The California High Speed Rail Authority Monday afternoon released its revised 2012 business plan for constructing a 520-mile high-speed rail system between major cities in Northern and Southern California.
The 212-page report contains significant changes from a draft plan that was released by the CHSRA in November 2011, including a total estimated
cost that is $30 billion less, and plans for a "blended" approach to integrating high-speed trains with local transit in the Bay Area and the Los Angeles basin.
"Our revised plan makes high-speed rail better, faster and cheaper," CHSRA Chairman Dan Richard said at a news conference in Fresno, where construction on one of the first legs of the rail system is set to start at the end of this year.
Richard, who formerly served on the BART board of directors for 12 years, said that the CHRSA considered input from elected officials and members of the public when revising the most recent version of high-speed rail's business plan.

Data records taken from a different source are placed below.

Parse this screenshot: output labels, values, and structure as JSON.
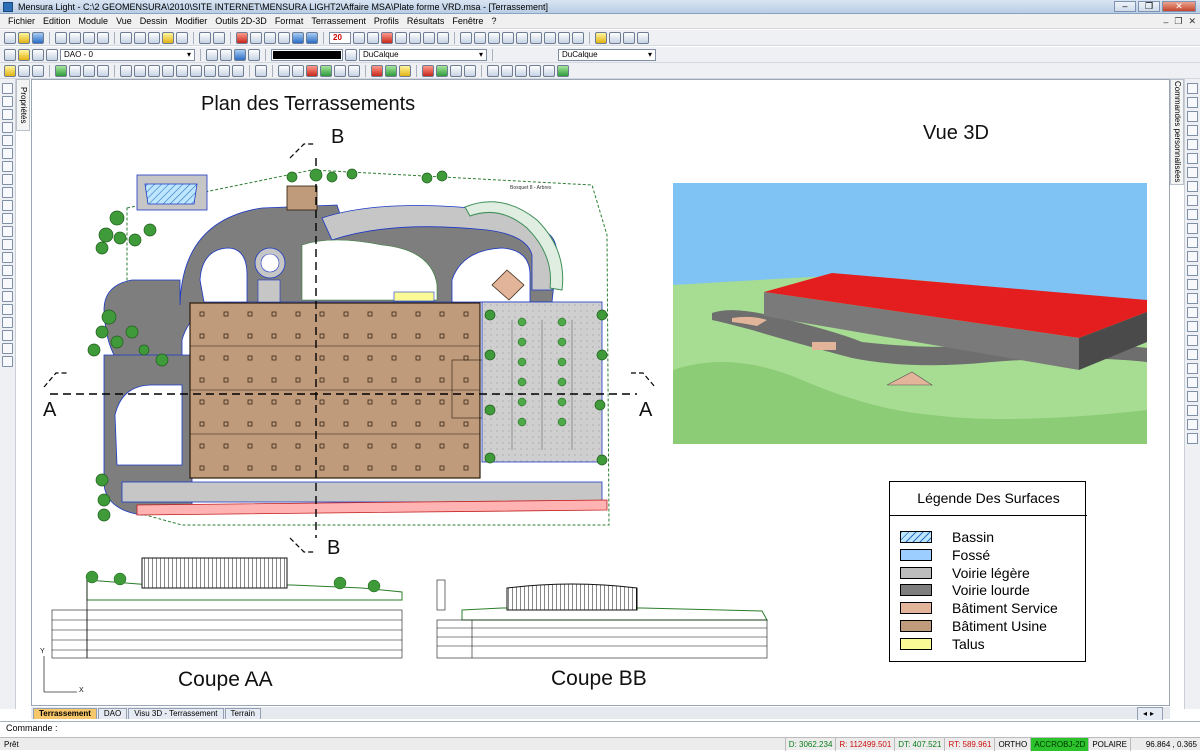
{
  "window": {
    "title": "Mensura Light - C:\\2 GEOMENSURA\\2010\\SITE INTERNET\\MENSURA LIGHT2\\Affaire MSA\\Plate forme VRD.msa - [Terrassement]",
    "minimize": "–",
    "maximize": "❐",
    "close": "✕"
  },
  "menu": {
    "items": [
      "Fichier",
      "Edition",
      "Module",
      "Vue",
      "Dessin",
      "Modifier",
      "Outils 2D-3D",
      "Format",
      "Terrassement",
      "Profils",
      "Résultats",
      "Fenêtre",
      "?"
    ],
    "mdi": [
      "–",
      "❐",
      "✕"
    ]
  },
  "toolbar": {
    "layer": "DAO - 0",
    "linetype": "DuCalque",
    "lineweight": "DuCalque",
    "zoom_value": "20"
  },
  "side_tabs": {
    "properties": "Propriétés",
    "custom_commands": "Commandes personnalisées"
  },
  "drawing": {
    "plan_title": "Plan des Terrassements",
    "view3d_title": "Vue 3D",
    "section_a_left": "A",
    "section_a_right": "A",
    "section_b_top": "B",
    "section_b_bottom": "B",
    "coupe_aa": "Coupe  AA",
    "coupe_bb": "Coupe  BB",
    "bosquet_label": "Bosquet 8 - Arbres",
    "axis_y": "Y",
    "axis_x": "X"
  },
  "legend": {
    "title": "Légende Des Surfaces",
    "items": [
      {
        "label": "Bassin",
        "color": "#bfe6ff",
        "hatch": true
      },
      {
        "label": "Fossé",
        "color": "#9ccfff"
      },
      {
        "label": "Voirie légère",
        "color": "#bdbdbd"
      },
      {
        "label": "Voirie lourde",
        "color": "#7e7e7e"
      },
      {
        "label": "Bâtiment Service",
        "color": "#e2b59a"
      },
      {
        "label": "Bâtiment Usine",
        "color": "#bf9b7c"
      },
      {
        "label": "Talus",
        "color": "#fafa96"
      }
    ]
  },
  "layout_tabs": [
    "Terrassement",
    "DAO",
    "Visu 3D - Terrassement",
    "Terrain"
  ],
  "layout_active": "Terrassement",
  "command": {
    "label": "Commande :"
  },
  "status": {
    "ready": "Prêt",
    "d": "D: 3062.234",
    "r": "R: 112499.501",
    "dt": "DT: 407.521",
    "rt": "RT: 589.961",
    "ortho": "ORTHO",
    "accrobj": "ACCROBJ-2D",
    "polaire": "POLAIRE",
    "coords": "96.864 , 0.365"
  },
  "colors": {
    "road_heavy": "#7e7e7e",
    "road_light": "#c6c6c6",
    "building": "#bf9b7c",
    "grass": "#9fd08c",
    "sky": "#7ec3f3",
    "roof": "#e41e1e",
    "active_tab": "#f6c66a"
  }
}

"The revised plan will enhance local rail service immediately and in the long term, cut total project costs by $30 billion," he said.
The revised plan puts a new cost estimate of the total construction of the high-speed system to be completed by 2028 at $68.4 billion.
The plan also lays out priorities for early investments, including the electrification of Caltrain and preparing the San Francisco-San Jose
transportation corridor to accommodate both high-speed rail trains and an electrically powered Caltrain in the future.
Once construction is under way, high-speed rail is projected to create as many as 20,000 full time jobs annually, according to the CHSRA.
Construction of the system's "backbone" -- a 300-mile stretch linking the Central Valley to the San Fernando Valley -- is projected to take
around 10 years.
Karen Hedlund, Deputy Administrator of the Federal Railroad Administration, said today that California's population is expected to grow by 20 million people in 20 years, and that a viable high-speed rail system will be a necessary alternative to the inevitable "rush hourgridlocks and crowded airports."
"Double-decking our freeways and increasing our runways just won't work," Hedlund said.
"For the sake of future generations, California is moving forward," she said.
The CHSRA will consider approving the revised plan at its next meeting, which is scheduled for April 12.